Un nuovo studio condotto da ricercatori della Fondazione Policlinico Gemelli e dell’Università Cattolica, pubblicati sulla rivista scientifica Frontiers in Medicine, rivela che la Glaesserella parasuis, un batterio delle gengive, potrebbe essere la causa principale dell’artrite reumatoide.
Una scoperta questa potrebbe condurre allo sviluppo di un vaccino o di terapie preventive basate su antibiotici per i soggetti a rischio. I risultati ottenuti indicano che Glaesserella parasuis è “riconosciuta” dalle stesse cellule immunitarie (linfociti T), che aggrediscono il collagene di tipo 2 delle articolazioni dei pazienti con artrite reumatoide. “La Glaesserella viene riconosciuta come ‘nemico’ dalle stesse cellule del sistema immunitario che si è scatenato contro le infiammazioni delle articolazioni nell’artrite reumatoide. Il sistema immunitario, per motivi finora sconosciuti, riconosce come nemico numero uno un ‘pezzetto’ (peptide) della proteina del collagene, scatenandogli contro un attacco autoimmune”.
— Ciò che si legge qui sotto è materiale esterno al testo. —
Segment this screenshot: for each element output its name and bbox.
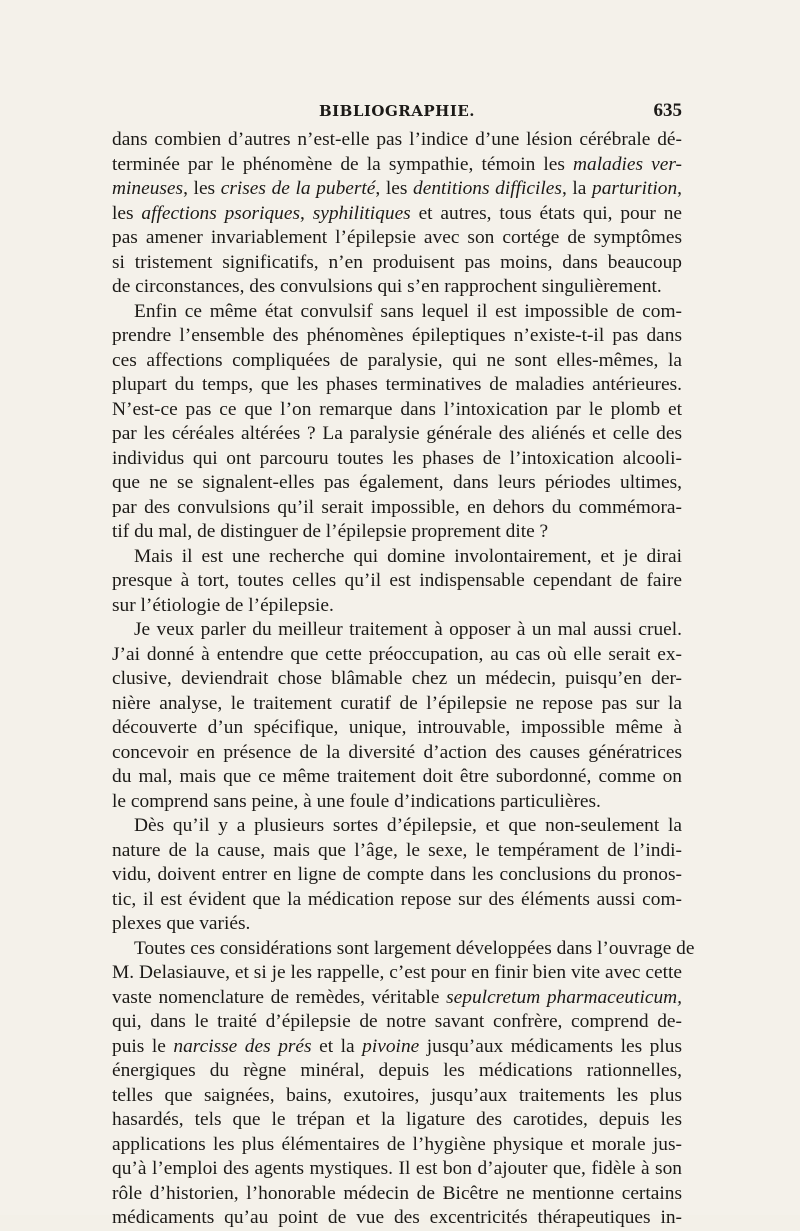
text-line (112, 422, 682, 447)
text-line (112, 373, 682, 398)
text-line (112, 1133, 682, 1158)
text-segment: telles que saignées, bains, exutoires, jusqu’aux traitements les plus (112, 1084, 682, 1106)
text-segment: jusqu’aux médicaments les plus (419, 1035, 683, 1057)
text-segment: Je veux parler du meilleur traitement à opposer à un mal aussi cruel. (134, 619, 682, 640)
italic-segment: sepulcretum pharmaceuticum, (446, 986, 682, 1008)
text-line (112, 1182, 682, 1207)
text-segment: J’ai donné à entendre que cette préoccupation, au cas où elle serait ex- (112, 643, 682, 665)
text-line (112, 765, 682, 790)
text-segment: du mal, mais que ce même traitement doit être subordonné, comme on (112, 766, 682, 787)
italic-segment: narcisse des prés (173, 1035, 312, 1057)
text-segment: les (112, 202, 142, 224)
text-line (112, 618, 682, 643)
page-header (112, 98, 682, 128)
text-segment: presque à tort, toutes celles qu’il est indispensable cependant de faire (112, 570, 682, 591)
text-segment: plupart du temps, que les phases terminatives de maladies antérieures. (112, 374, 682, 395)
text-segment: tif du mal, de distinguer de l’épilepsie proprement dite ? (112, 521, 549, 542)
text-segment: nature de la cause, mais que l’âge, le sexe, le tempérament de l’indi- (112, 839, 682, 861)
text-line (112, 1084, 682, 1109)
text-segment: que ne se signalent-elles pas également, dans leurs périodes ultimes, (112, 472, 682, 493)
text-segment: Enfin ce même état convulsif sans lequel il est impossible de com- (134, 300, 682, 322)
text-segment: , la (561, 178, 593, 199)
text-segment: , (300, 202, 313, 224)
text-line (112, 594, 682, 619)
text-line (112, 300, 682, 325)
text-line (112, 643, 682, 668)
text-line (112, 716, 682, 741)
text-segment: énergiques du règne minéral, depuis les médications rationnelles, (112, 1060, 682, 1081)
text-segment: , (677, 178, 682, 199)
italic-segment: dentitions difficiles (413, 178, 562, 199)
text-segment: N’est-ce pas ce que l’on remarque dans l’intoxication par le plomb et (112, 398, 682, 420)
text-line (112, 667, 682, 692)
text-segment: ces affections compliquées de paralysie, qui ne sont elles-mêmes, la (112, 349, 682, 371)
text-segment: tic, il est évident que la médication repose sur des éléments aussi com- (112, 888, 682, 910)
text-segment: M. Delasiauve, et si je les rappelle, c’est pour en finir bien vite avec cette (112, 962, 682, 983)
text-segment: applications les plus élémentaires de l’hygiène physique et morale jus- (112, 1133, 682, 1155)
text-segment: dans combien d’autres n’est-elle pas l’indice d’une lésion cérébrale dé- (112, 129, 682, 150)
text-segment: de circonstances, des convulsions qui s’en rapprochent singulièrement. (112, 276, 662, 297)
italic-segment: crises de la puberté (220, 178, 376, 199)
text-line (112, 471, 682, 496)
text-segment: qu’à l’emploi des agents mystiques. Il est bon d’ajouter que, fidèle à son (112, 1158, 682, 1179)
text-line (112, 1010, 682, 1035)
text-line (112, 251, 682, 276)
text-segment: , les (375, 178, 414, 199)
text-segment: rôle d’historien, l’honorable médecin de Bicêtre ne mentionne certains (112, 1182, 682, 1204)
text-line (112, 741, 682, 766)
text-line (112, 447, 682, 472)
italic-segment: parturition (592, 178, 678, 199)
text-segment: si tristement significatifs, n’en produisent pas moins, dans beaucoup (112, 251, 682, 273)
text-line (112, 961, 682, 986)
text-line (112, 814, 682, 839)
text-segment: qui, dans le traité d’épilepsie de notre savant confrère, comprend de- (112, 1011, 682, 1032)
text-segment: médicaments qu’au point de vue des excentricités thérapeutiques in- (112, 1207, 682, 1228)
text-segment: par des convulsions qu’il serait impossible, en dehors du commémora- (112, 496, 682, 518)
text-segment: prendre l’ensemble des phénomènes épileptiques n’existe-t-il pas dans (112, 325, 682, 346)
text-segment: hasardés, tels que le trépan et la ligature des carotides, depuis les (112, 1109, 682, 1130)
text-line (112, 324, 682, 349)
text-segment: puis le (112, 1035, 174, 1057)
text-segment: pas amener invariablement l’épilepsie avec son cortége de symptômes (112, 227, 682, 248)
text-line (112, 692, 682, 717)
italic-segment: affections psoriques (141, 202, 301, 224)
text-line (112, 202, 682, 227)
text-line (112, 496, 682, 521)
page-number: 635 (653, 100, 682, 121)
text-line (112, 226, 682, 251)
text-segment: par les céréales altérées ? La paralysie générale des aliénés et celle des (112, 423, 682, 444)
text-segment: , les (183, 178, 221, 199)
text-segment: et la (311, 1035, 363, 1057)
text-line (112, 1108, 682, 1133)
text-segment: vaste nomenclature de remèdes, véritable (112, 986, 447, 1008)
text-line (112, 153, 682, 178)
text-segment: et autres, tous états qui, pour ne (410, 202, 683, 224)
text-line (112, 1035, 682, 1060)
text-line (112, 912, 682, 937)
text-line (112, 1157, 682, 1182)
running-title: BIBLIOGRAPHIE. (318, 102, 476, 120)
text-line (112, 888, 682, 913)
text-line (112, 1206, 682, 1231)
text-line (112, 790, 682, 815)
text-segment: Dès qu’il y a plusieurs sortes d’épilepsie, et que non-seulement la (134, 815, 682, 836)
text-segment: individus qui ont parcouru toutes les phases de l’intoxication alcooli- (112, 447, 682, 469)
text-segment: le comprend sans peine, à une foule d’indications particulières. (112, 790, 601, 812)
text-segment: vidu, doivent entrer en ligne de compte dans les conclusions du pronos- (112, 864, 682, 885)
text-line (112, 398, 682, 423)
text-line (112, 1059, 682, 1084)
italic-segment: mineuses (112, 178, 184, 199)
text-segment: nière analyse, le traitement curatif de l’épilepsie ne repose pas sur la (112, 692, 682, 714)
body-text (112, 128, 695, 1231)
text-segment: Toutes ces considérations sont largement développées dans l’ouvrage de (134, 937, 695, 959)
text-line (112, 275, 682, 300)
text-segment: concevoir en présence de la diversité d’action des causes génératrices (112, 741, 682, 763)
text-line (112, 986, 682, 1011)
text-line (112, 569, 682, 594)
text-segment: clusive, deviendrait chose blâmable chez un médecin, puisqu’en der- (112, 668, 682, 689)
text-segment: découverte d’un spécifique, unique, introuvable, impossible même à (112, 717, 682, 738)
text-line (112, 545, 682, 570)
text-line (112, 937, 695, 962)
text-line (112, 128, 682, 153)
text-segment: Mais il est une recherche qui domine involontairement, et je dirai (134, 545, 682, 567)
text-line (112, 863, 682, 888)
text-segment: sur l’étiologie de l’épilepsie. (112, 594, 334, 616)
italic-segment: maladies ver- (573, 153, 682, 175)
italic-segment: pivoine (362, 1035, 420, 1057)
text-line (112, 349, 682, 374)
text-line (112, 177, 682, 202)
text-segment: terminée par le phénomène de la sympathie, témoin les (112, 153, 574, 175)
text-line (112, 839, 682, 864)
italic-segment: syphilitiques (312, 202, 411, 224)
text-segment: plexes que variés. (112, 913, 251, 934)
text-line (112, 520, 682, 545)
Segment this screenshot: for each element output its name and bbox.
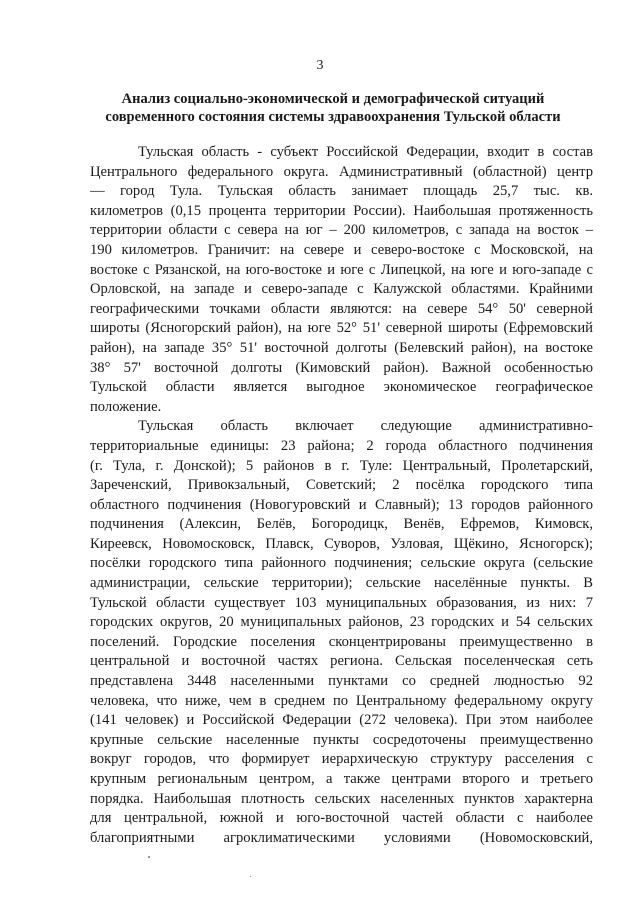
- page-number: 3: [316, 58, 324, 73]
- text-line: Тульской области существует 103 муниципальных образования, из них: 7: [90, 594, 593, 611]
- text-line: Орловской, на западе и северо-западе с Калужской областями. Крайними: [90, 281, 593, 298]
- text-line: положение.: [90, 398, 162, 415]
- text-line: благоприятными агроклиматическими условиями (Новомосковский,: [90, 829, 593, 846]
- text-line: посёлки городского типа районного подчинения; сельские округа (сельские: [90, 555, 593, 572]
- text-line: Тульской области является выгодное экономическое географическое: [90, 379, 593, 396]
- text-line: крупным региональным центром, а также центрами второго и третьего: [90, 771, 593, 787]
- title-line-2: современного состояния системы здравоохранения Тульской области: [105, 109, 561, 125]
- text-line: Киреевск, Новомосковск, Плавск, Суворов, Узловая, Щёкино, Ясногорск);: [90, 535, 593, 552]
- document-body: [90, 143, 593, 848]
- scan-speck: [148, 856, 150, 858]
- text-line: Тульская область - субъект Российской Федерации, входит в состав: [138, 144, 593, 160]
- text-line: 38° 57' восточной долготы (Кимовский район). Важной особенностью: [90, 359, 593, 376]
- paragraph-1: [90, 143, 593, 417]
- document-title: [88, 90, 578, 126]
- text-line: администрации, сельские территории); сельские населённые пункты. В: [90, 575, 593, 592]
- text-line: подчинения (Алексин, Белёв, Богородицк, Венёв, Ефремов, Кимовск,: [90, 516, 593, 533]
- text-line: порядка. Наибольшая плотность сельских населенных пунктов характерна: [90, 790, 593, 807]
- text-line: крупные сельские населенные пункты сосредоточены преимущественно: [90, 731, 593, 748]
- text-line: — город Тула. Тульская область занимает площадь 25,7 тыс. кв.: [90, 183, 593, 200]
- text-line: 190 километров. Граничит: на севере и северо-востоке с Московской, на: [90, 241, 593, 258]
- text-line: территории области с севера на юг – 200 километров, с запада на восток –: [90, 222, 593, 239]
- text-line: центральной и восточной частях региона. Сельская поселенческая сеть: [90, 653, 593, 670]
- text-line: Центрального федерального округа. Административный (областной) центр: [90, 163, 593, 180]
- text-line: (г. Тула, г. Донской); 5 районов в г. Туле: Центральный, Пролетарский,: [90, 457, 593, 474]
- text-line: район), на западе 35° 51' восточной долготы (Белевский район), на востоке: [90, 339, 593, 356]
- text-line: Зареченский, Привокзальный, Советский; 2 посёлка городского типа: [90, 477, 593, 494]
- text-line: широты (Ясногорский район), на юге 52° 51' северной широты (Ефремовский: [90, 320, 593, 337]
- text-line: (141 человек) и Российской Федерации (272 человека). При этом наиболее: [90, 712, 593, 729]
- text-line: человека, что ниже, чем в среднем по Центральному федеральному округу: [90, 692, 593, 709]
- text-line: для центральной, южной и юго-восточной частей области с наиболее: [90, 810, 593, 827]
- text-line: областного подчинения (Новогуровский и Славный); 13 городов районного: [90, 496, 593, 513]
- text-line: территориальные единицы: 23 района; 2 города областного подчинения: [90, 437, 593, 454]
- text-line: километров (0,15 процента территории России). Наибольшая протяженность: [90, 202, 593, 219]
- text-line: городских округов, 20 муниципальных районов, 23 городских и 54 сельских: [90, 614, 593, 631]
- title-line-1: Анализ социально-экономической и демографической ситуаций: [121, 91, 545, 107]
- text-line: поселений. Городские поселения сконцентрированы преимущественно в: [90, 633, 593, 650]
- text-line: представлена 3448 населенными пунктами со средней людностью 92: [90, 673, 593, 690]
- scan-speck: [250, 876, 251, 877]
- text-line: географическими точками области являются: на севере 54° 50' северной: [90, 300, 593, 317]
- text-line: Тульская область включает следующие административно-: [138, 418, 593, 435]
- text-line: вокруг городов, что формирует иерархическую структуру расселения с: [90, 751, 593, 768]
- text-line: востоке с Рязанской, на юго-востоке и юге с Липецкой, на юге и юго-западе с: [90, 261, 593, 278]
- paragraph-2: [90, 417, 593, 848]
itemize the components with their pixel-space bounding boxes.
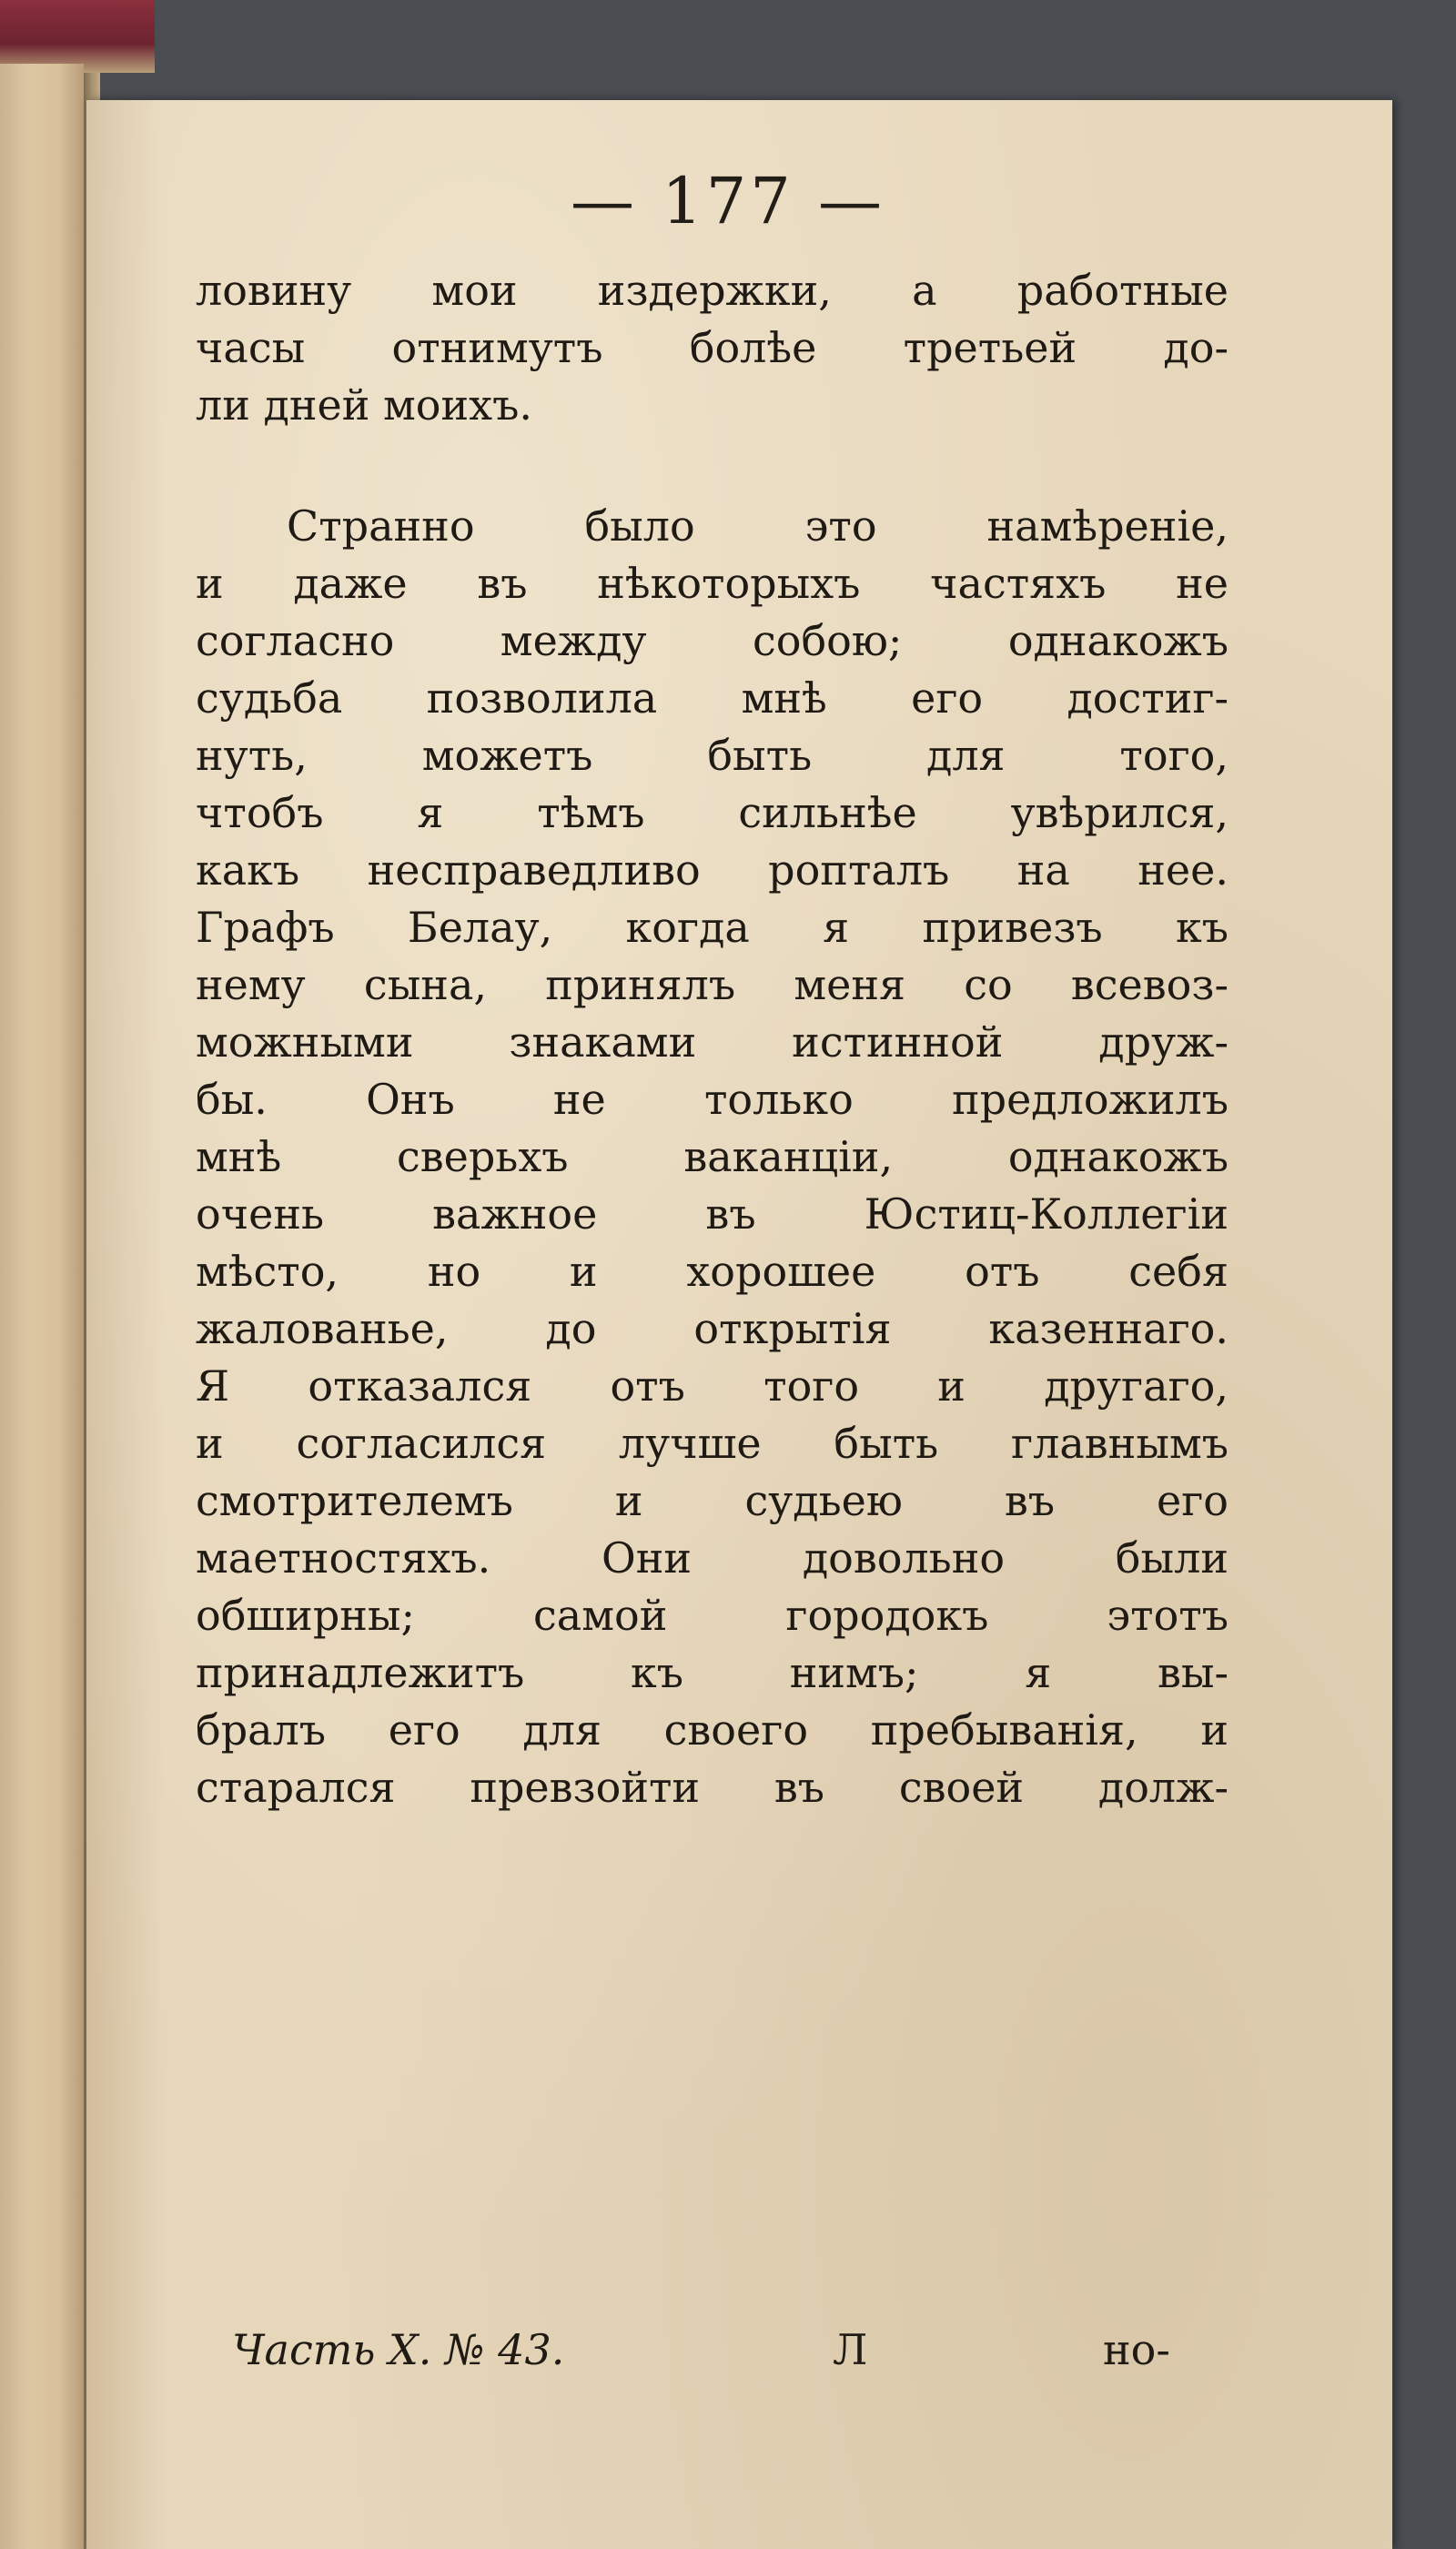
text-line: чтобъ я тѣмъ сильнѣе увѣрился, <box>196 788 1228 837</box>
text-line: маетностяхъ. Они довольно были <box>196 1533 1228 1583</box>
text-line: нуть, можетъ быть для того, <box>196 731 1228 780</box>
text-line: старался превзойти въ своей долж- <box>196 1763 1228 1812</box>
text-line: и согласился лучше быть главнымъ <box>196 1419 1228 1468</box>
text-line: Я отказался отъ того и другаго, <box>196 1361 1228 1411</box>
signature-part-number: Часть X. № 43. <box>232 2325 565 2374</box>
text-line: Графъ Белау, когда я привезъ къ <box>196 903 1228 952</box>
text-line: судьба позволила мнѣ его достиг- <box>196 673 1228 723</box>
text-line: можными знаками истинной друж- <box>196 1017 1228 1067</box>
text-line: смотрителемъ и судьею въ его <box>196 1476 1228 1525</box>
signature-mark: Л <box>833 2325 868 2374</box>
text-line: очень важное въ Юстиц-Коллегіи <box>196 1189 1228 1239</box>
text-line: бралъ его для своего пребыванія, и <box>196 1705 1228 1755</box>
text-line: обширны; самой городокъ этотъ <box>196 1591 1228 1640</box>
text-line: и даже въ нѣкоторыхъ частяхъ не <box>196 559 1228 608</box>
paragraph-gap <box>196 434 1228 498</box>
text-line: ловину мои издержки, а работные <box>196 266 1228 315</box>
previous-page-edge <box>0 64 84 2549</box>
text-line: мѣсто, но и хорошее отъ себя <box>196 1247 1228 1296</box>
page-body-text <box>196 262 1228 1816</box>
previous-page-top-edge <box>0 0 155 73</box>
text-line: принадлежитъ къ нимъ; я вы- <box>196 1648 1228 1697</box>
text-line: согласно между собою; однакожъ <box>196 616 1228 665</box>
text-line: часы отнимутъ болѣе третьей до- <box>196 323 1228 372</box>
page-number: — 177 — <box>570 164 886 238</box>
text-line: бы. Онъ не только предложилъ <box>196 1075 1228 1124</box>
text-line: какъ несправедливо ропталъ на нее. <box>196 845 1228 895</box>
text-line: мнѣ сверьхъ ваканціи, однакожъ <box>196 1132 1228 1181</box>
text-line: жалованье, до открытія казеннаго. <box>196 1304 1228 1353</box>
catchword: но- <box>1103 2325 1170 2374</box>
text-line: Странно было это намѣреніе, <box>287 501 1228 551</box>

Il primo autore dello studio, spiega che gli stessi linfociti T che si attivano contro il collagene di tipo 2 attaccano anche Glaesserella parasuis, che condivide con la proteina una sequenza di nove amminoacidi. La presenza del Dna del batterio, di solito comune nei più giovani, è stata riscontrata nel 57,4% delle gengive dei pazienti con artrite reumatoide. L’aspetto particolare è che quando Glaesserella parasuis è presente nell’organismo i linfociti T diventano più aggressivi. “La presenza di queste cellule T specializzate identifica una popolazione di pazienti con una forma di malattia più grave e resistente alla terapia convenzionale”, spiega Elisa Gremese, una delle autrici dello studio. “Le ricadute pratiche suggerite da questo lavoro sono essenzialmente due”, aggiunge la ricercatrice. “Una strategia di vaccinazione contro Glaesserella nella prima decade di una vita e/o un’attenta prevenzione delle reinfezioni attraverso terapia antibiotica, che potrebbero aiutare a prevenire l’artrite reumatoide, a renderne meno grave il decorso e forse a riportare i pazienti a rispondere ai trattamenti tradizionali. Ciò potrebbe rivoluzionare il futuro dell’artrite reumatoide”.